Kubernetes cluster on GCE connection refused error

94 views Asked by At

I am trying to create a k8s cluster using Google Compute Engine, Terraform, and Ansible. I created three vms through terraform and installed docker and kubernetes on them through Ansible. I want to use Calico as a network add-on. I received connection refused error on 6443 port everytime. After some debugging I found the problem in this part.

 - name: Kubeadmin init - only master
  shell: |
    kubeadm init --service-cidr 10.96.0.0/12 --pod-network-cidr=192.168.0.0/16 --apiserver-advertise-address 0.0.0.0 
  when: 
    - ansible_facts['hostname'] == 'master'

- name: Copy kubeconfig
  shell: |
    mkdir -p /root/.kube
    cp  /etc/kubernetes/admin.conf /root/.kube/config
    chown $(id -u):$(id -g) /root/.kube/config
    kubeadm token create --print-join-command > /tmp/.token
  when: 
    - ansible_facts['hostname'] == 'master'

After I connected to the vm through google cloud platform, and runned kubectl get nodes it gives me connection refused error. Then I runned this part again with my own user on google cloud platform.

mkdir -p $HOME/.kube
sudo cp  /etc/kubernetes/admin.conf $HOME/.kube/config
sudo chown $(id -u):$(id -g) $HOME/.kube/config

Then try again kubectl get nodes it gives me the node. So what should i do to solve this on ansible I cannot add a calico addon because of this error I think problem causes from the users(root, my own user)?

1

There are 1 answers

2
Sai Chandini Routhu On

When using kubectl get nodes, the connection refused error you are experiencing is probably caused by the way your Ansible playbook handles the kubeconfig file.

See how to resolve the problem and make calico deployment possible here.

  • Make sure the master node's Kubernetes API server is up and working by checking its port 6443 This can be accomplished by confirming that no firewall rules are preventing the connection and monitoring the kube-apiserver service's status.
  • Due to security considerations, it is generally discouraged to run Ansible jobs with root capabilities. Instead, create a special user for Kubernetes management and configure Ansible to utilize that user.
  • Inside the playbook once the kubeconfig has been copied to a non-root user's home directory.Ensure that the user has the necessary permissions, and utilize the file module's owner and group options to properly specify ownership and group.
  • Change the playbook's kubectl get nodes task to point to the non-root user's kubeconfig directory.
  • Using the official calico for Kubernetes CNI provider on Ansible Galaxy, you can deploy calico once you have a functional kubeconfig established for your non-root user.

Instead of pasting the kubeconfig directly into the playbook of enhanced security advantage, think about storing it as a Kubernetes secret. Using Ansible Vault to safely handle private data, such as Kubeadm tokens

Refer to this blog by Austin for more information

EDIT1:

Here some additional troubleshooting steps below to address the connection refused error at port 6443 with a non root user and assuming firewall rules allow the port :

  1. Verify again the kubeadm init command that Ansible is executing on the master node.Make sure that 0.0.0.0 is the value of the apiserver-advertise address flag. This gives the API server the command to listen on all interfaces, enabling worker nodes to connect using any IP address.

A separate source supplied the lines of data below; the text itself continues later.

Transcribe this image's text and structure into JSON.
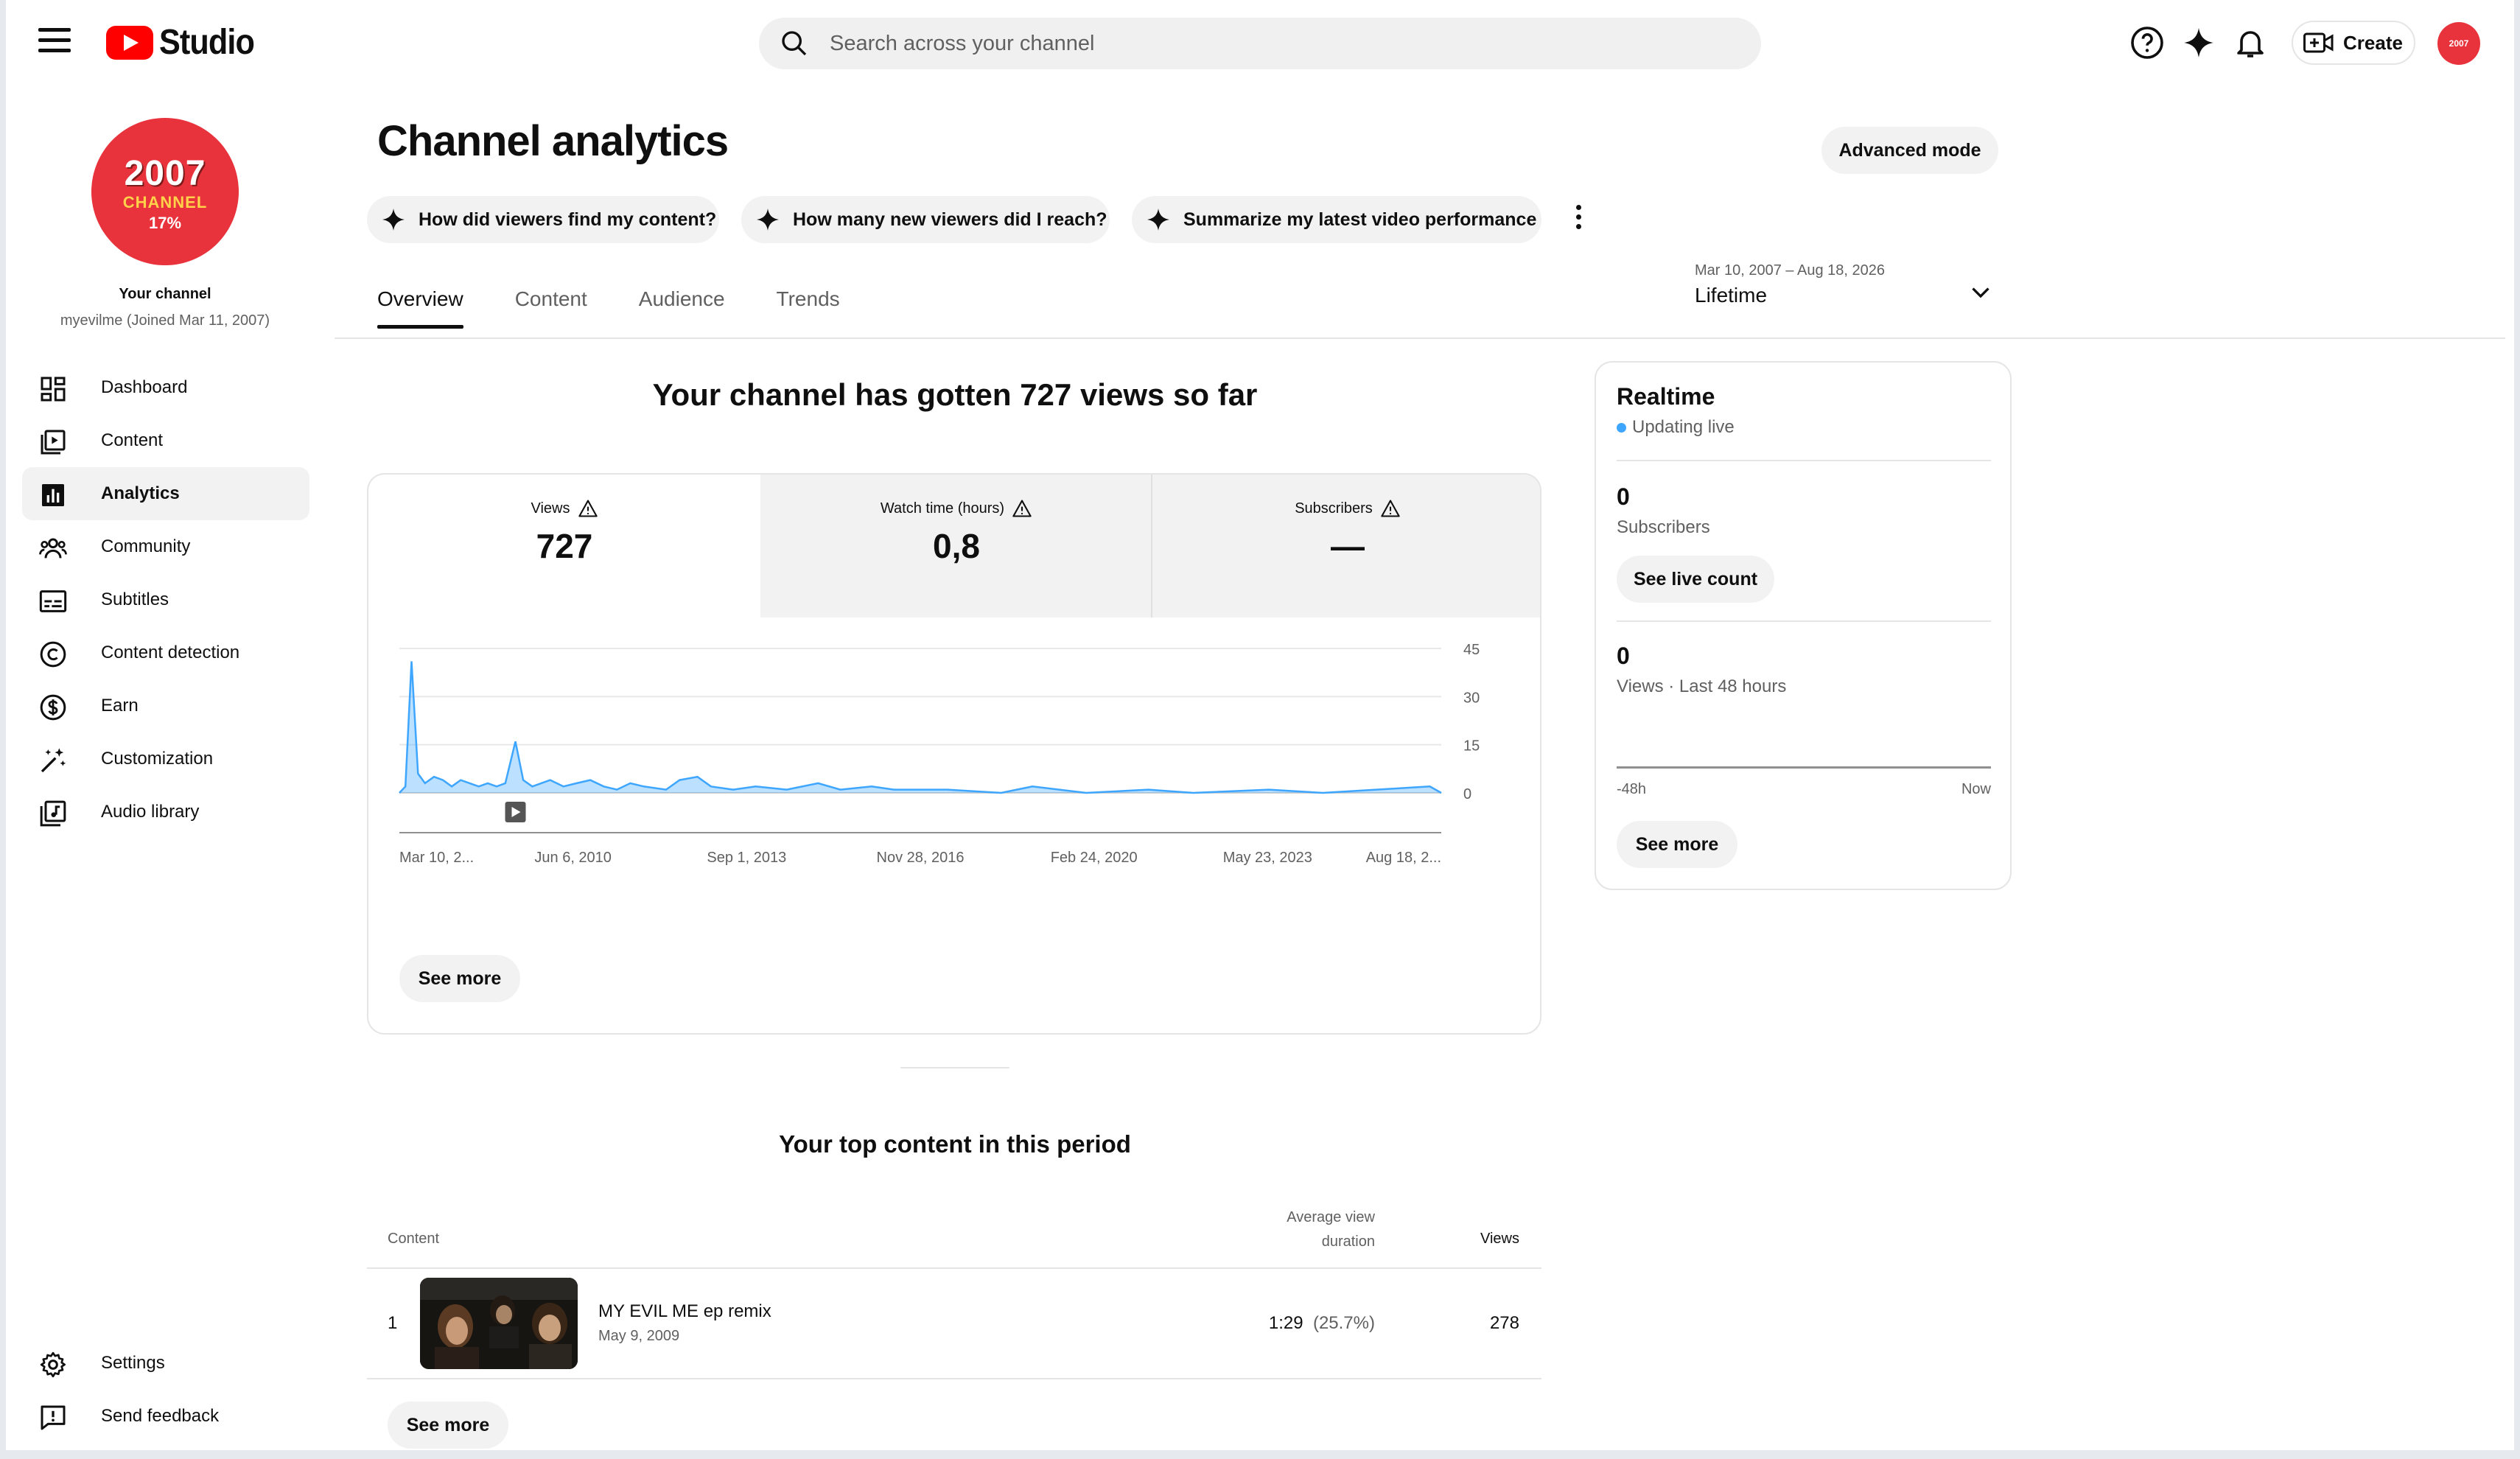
{
  "header": {
    "logo_text": "Studio",
    "search_placeholder": "Search across your channel",
    "create_label": "Create",
    "avatar_text": "2007"
  },
  "sidebar": {
    "avatar": {
      "year": "2007",
      "channel": "CHANNEL",
      "percent": "17%"
    },
    "your_channel": "Your channel",
    "joined": "myevilme (Joined Mar 11, 2007)",
    "items": [
      {
        "label": "Dashboard",
        "icon": "dashboard-icon"
      },
      {
        "label": "Content",
        "icon": "content-icon"
      },
      {
        "label": "Analytics",
        "icon": "analytics-icon"
      },
      {
        "label": "Community",
        "icon": "community-icon"
      },
      {
        "label": "Subtitles",
        "icon": "subtitles-icon"
      },
      {
        "label": "Content detection",
        "icon": "copyright-icon"
      },
      {
        "label": "Earn",
        "icon": "dollar-icon"
      },
      {
        "label": "Customization",
        "icon": "magic-wand-icon"
      },
      {
        "label": "Audio library",
        "icon": "audio-library-icon"
      }
    ],
    "bottom_items": [
      {
        "label": "Settings",
        "icon": "gear-icon"
      },
      {
        "label": "Send feedback",
        "icon": "feedback-icon"
      }
    ]
  },
  "main": {
    "title": "Channel analytics",
    "advanced_mode": "Advanced mode",
    "chips": [
      "How did viewers find my content?",
      "How many new viewers did I reach?",
      "Summarize my latest video performance"
    ],
    "tabs": [
      "Overview",
      "Content",
      "Audience",
      "Trends"
    ],
    "date_range": {
      "range": "Mar 10, 2007 – Aug 18, 2026",
      "label": "Lifetime"
    },
    "headline": "Your channel has gotten 727 views so far",
    "metrics": [
      {
        "label": "Views",
        "value": "727"
      },
      {
        "label": "Watch time (hours)",
        "value": "0,8"
      },
      {
        "label": "Subscribers",
        "value": "—"
      }
    ],
    "see_more": "See more",
    "top_content": {
      "title": "Your top content in this period",
      "col_content": "Content",
      "col_avd_line1": "Average view",
      "col_avd_line2": "duration",
      "col_views": "Views",
      "rows": [
        {
          "rank": "1",
          "name": "MY EVIL ME ep remix",
          "date": "May 9, 2009",
          "avd": "1:29",
          "avd_pct": "(25.7%)",
          "views": "278"
        }
      ],
      "see_more": "See more"
    }
  },
  "realtime": {
    "title": "Realtime",
    "live": "Updating live",
    "subscribers_value": "0",
    "subscribers_label": "Subscribers",
    "see_live_count": "See live count",
    "views_value": "0",
    "views_label": "Views · Last 48 hours",
    "axis_start": "-48h",
    "axis_end": "Now",
    "see_more": "See more"
  },
  "chart_data": {
    "type": "area",
    "title": "",
    "xlabel": "",
    "ylabel": "",
    "x_tick_labels": [
      "Mar 10, 2...",
      "Jun 6, 2010",
      "Sep 1, 2013",
      "Nov 28, 2016",
      "Feb 24, 2020",
      "May 23, 2023",
      "Aug 18, 2..."
    ],
    "y_ticks": [
      0,
      15,
      30,
      45
    ],
    "ylim": [
      0,
      45
    ],
    "x_range": [
      "2007-03-10",
      "2026-08-18"
    ],
    "grid": true,
    "color": "#3ea6ff",
    "series": [
      {
        "values": [
          {
            "x": "2007-03-10",
            "y": 0
          },
          {
            "x": "2007-04-20",
            "y": 2
          },
          {
            "x": "2007-06-01",
            "y": 41
          },
          {
            "x": "2007-07-15",
            "y": 6
          },
          {
            "x": "2007-09-01",
            "y": 3
          },
          {
            "x": "2007-11-01",
            "y": 5
          },
          {
            "x": "2008-01-01",
            "y": 4
          },
          {
            "x": "2008-03-01",
            "y": 2
          },
          {
            "x": "2008-05-01",
            "y": 4
          },
          {
            "x": "2008-07-01",
            "y": 3
          },
          {
            "x": "2008-09-01",
            "y": 2
          },
          {
            "x": "2008-11-01",
            "y": 3
          },
          {
            "x": "2009-01-01",
            "y": 2
          },
          {
            "x": "2009-03-01",
            "y": 3
          },
          {
            "x": "2009-05-09",
            "y": 16
          },
          {
            "x": "2009-07-01",
            "y": 4
          },
          {
            "x": "2009-09-01",
            "y": 2
          },
          {
            "x": "2009-11-01",
            "y": 3
          },
          {
            "x": "2010-01-01",
            "y": 4
          },
          {
            "x": "2010-04-01",
            "y": 2
          },
          {
            "x": "2010-07-01",
            "y": 3
          },
          {
            "x": "2010-10-01",
            "y": 4
          },
          {
            "x": "2011-01-01",
            "y": 2
          },
          {
            "x": "2011-04-01",
            "y": 1
          },
          {
            "x": "2011-07-01",
            "y": 3
          },
          {
            "x": "2011-10-01",
            "y": 2
          },
          {
            "x": "2012-03-01",
            "y": 1
          },
          {
            "x": "2012-06-01",
            "y": 4
          },
          {
            "x": "2012-10-01",
            "y": 5
          },
          {
            "x": "2013-01-01",
            "y": 2
          },
          {
            "x": "2013-06-01",
            "y": 1
          },
          {
            "x": "2013-11-01",
            "y": 2
          },
          {
            "x": "2014-06-01",
            "y": 1
          },
          {
            "x": "2015-01-01",
            "y": 3
          },
          {
            "x": "2015-06-01",
            "y": 1
          },
          {
            "x": "2016-01-01",
            "y": 2
          },
          {
            "x": "2016-06-01",
            "y": 1
          },
          {
            "x": "2017-06-01",
            "y": 1
          },
          {
            "x": "2018-06-01",
            "y": 0
          },
          {
            "x": "2019-01-01",
            "y": 2
          },
          {
            "x": "2020-01-01",
            "y": 0
          },
          {
            "x": "2021-03-01",
            "y": 1
          },
          {
            "x": "2022-01-01",
            "y": 0
          },
          {
            "x": "2023-06-01",
            "y": 1
          },
          {
            "x": "2024-06-01",
            "y": 0
          },
          {
            "x": "2025-06-01",
            "y": 1
          },
          {
            "x": "2026-06-01",
            "y": 2
          },
          {
            "x": "2026-08-18",
            "y": 0
          }
        ]
      }
    ]
  }
}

  2. Verify that there is adequate network connectivity between the worker and master nodes. Ping or SSH from the worker node to the master IP address can be used to test this.

  3. Check that worker nodes are able to appropriately resolve the hostname of the master node.To verify successful resolution, you can run hostname-f on the master node to obtain its fully qualified domain name (FQDN), and then ping on a worker node.

  4. Although your statement that firewall rules permit port 6443, please confirm that worker nodes do not have any additional rules preventing inbound traffic on that port.

  5. Even though Calico may not be the main cause of the error, make sure it is deployed and configured correctly using Kubeadm init after the first cluster setup.

  6. Check the Ansible output from the Kubeadm init and Kubeconfig copy jobs for any issues or warnings.

  7. Check the master node's Kubernetes API server logs for any connection or authentication-related issues.

  8. To verify the validity of the created join token you are using for worker nodes, utilize the kubeadm token list on the master node.

  9. For testing purposes, you might want to manually execute the kubeadm init command on the master node to identify any problems with Ansible execution.

Refer to official kubernetes doc on Initializing your control-plane node for more details.